Michael Fragos Chief Winemaker and General Manager with Rachel Steer Viticulturist at Chapel Hill in McLaren Vale discuss their approach to sustainability now and into the future.

What is Chapel Hill’s view on glass bottles in the wine industry?

Michael Fragos: When it comes to sustainability, glass bottles are the elephant in the room. We are keeping an open mind on the development of glass bottle alternatives. In the first instance we are moving as many of our wines over to locally produced bottles to replace imported glass to limit the environmental impact of freight.

Can you outline the strategies and programs in place at Chapel Hill that contribute to its sustainable profile?
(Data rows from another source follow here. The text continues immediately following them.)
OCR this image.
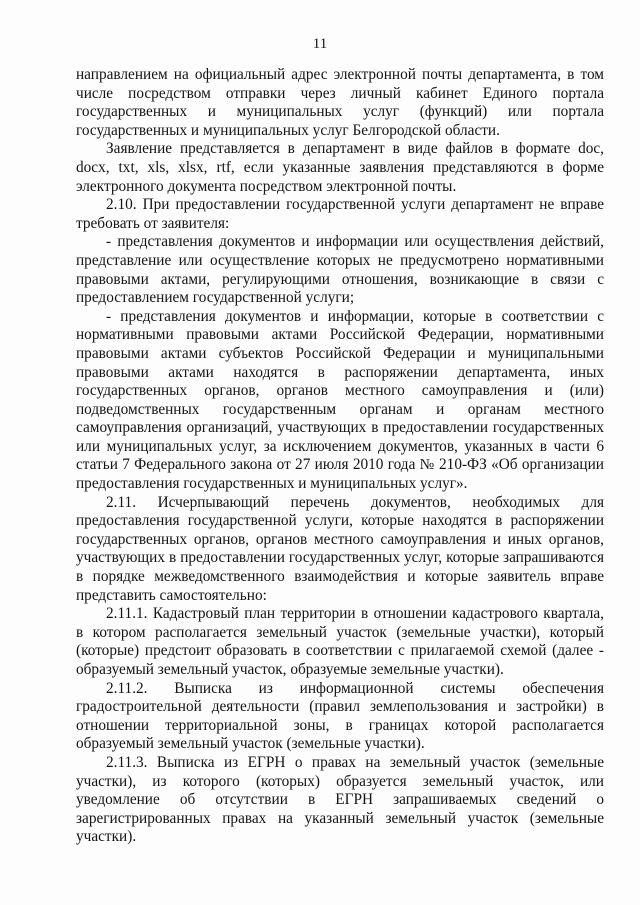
11

направлением на официальный адрес электронной почты департамента, в том числе посредством отправки через личный кабинет Единого портала государственных и муниципальных услуг (функций) или портала государственных и муниципальных услуг Белгородской области.

Заявление представляется в департамент в виде файлов в формате doc, docx, txt, xls, xlsx, rtf, если указанные заявления представляются в форме электронного документа посредством электронной почты.

2.10. При предоставлении государственной услуги департамент не вправе требовать от заявителя:

- представления документов и информации или осуществления действий, представление или осуществление которых не предусмотрено нормативными правовыми актами, регулирующими отношения, возникающие в связи с предоставлением государственной услуги;

- представления документов и информации, которые в соответствии с нормативными правовыми актами Российской Федерации, нормативными правовыми актами субъектов Российской Федерации и муниципальными правовыми актами находятся в распоряжении департамента, иных государственных органов, органов местного самоуправления и (или) подведомственных государственным органам и органам местного самоуправления организаций, участвующих в предоставлении государственных или муниципальных услуг, за исключением документов, указанных в части 6 статьи 7 Федерального закона от 27 июля 2010 года № 210-ФЗ «Об организации предоставления государственных и муниципальных услуг».

2.11. Исчерпывающий перечень документов, необходимых для предоставления государственной услуги, которые находятся в распоряжении государственных органов, органов местного самоуправления и иных органов, участвующих в предоставлении государственных услуг, которые запрашиваются в порядке межведомственного взаимодействия и которые заявитель вправе представить самостоятельно:

2.11.1. Кадастровый план территории в отношении кадастрового квартала, в котором располагается земельный участок (земельные участки), который (которые) предстоит образовать в соответствии с прилагаемой схемой (далее - образуемый земельный участок, образуемые земельные участки).

2.11.2. Выписка из информационной системы обеспечения градостроительной деятельности (правил землепользования и застройки) в отношении территориальной зоны, в границах которой располагается образуемый земельный участок (земельные участки).

2.11.3. Выписка из ЕГРН о правах на земельный участок (земельные участки), из которого (которых) образуется земельный участок, или уведомление об отсутствии в ЕГРН запрашиваемых сведений о зарегистрированных правах на указанный земельный участок (земельные участки).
Rachel Steer: Chapel Hill is certified with Sustainable Winegrowing Australia (SWA) for both its vineyards and winery.  You can find information about the program at the following link: https://sustainablewinegrowing.com.au/ 

How long has Chapel Hill been committed to sustainability?

Rachel Steer: Chapel Hill has always had a sustainable approach, both in the vineyards and winery due to our sensitive location, surrounded by the Onkaparinga River National Park and perched above the Onkaparinga Gorge.  Chapel Hill has been a member of SWA (previously called SAW) since its inception more than ten years ago.  SAW was developed as a regional program in McLaren Vale and has since been taken on by the Australian wine industry as the national sustainability program. As part of our SWA membership, we have a detailed Sustainability Action Plan (SAP) which looks at all aspects of our business and is reviewed quarterly to ensure we are meeting our goals. We also have a Biodiversity Action Plan (BAP) which has identified suitable areas on the property for clearing feral woody weeds and revegetating with local indigenous species.

Water for vineyard irrigation is sourced from the Willunga Basin reclaimed water scheme.  Continuous soil moisture monitoring and automated irrigation are used for optimum efficiency.  All winery waste both liquid and solid is treated and reused on site.  Solid winery waste (skins, seeds and bunch stems) is composted and used back on the vineyard.  All other waste streams are carefully monitored with reuse and recycling options in place wherever possible.  Both the winery and vineyards are operated with low-input strategies.  Chapel Hill has recently installed solar systems for both the winery and vineyards.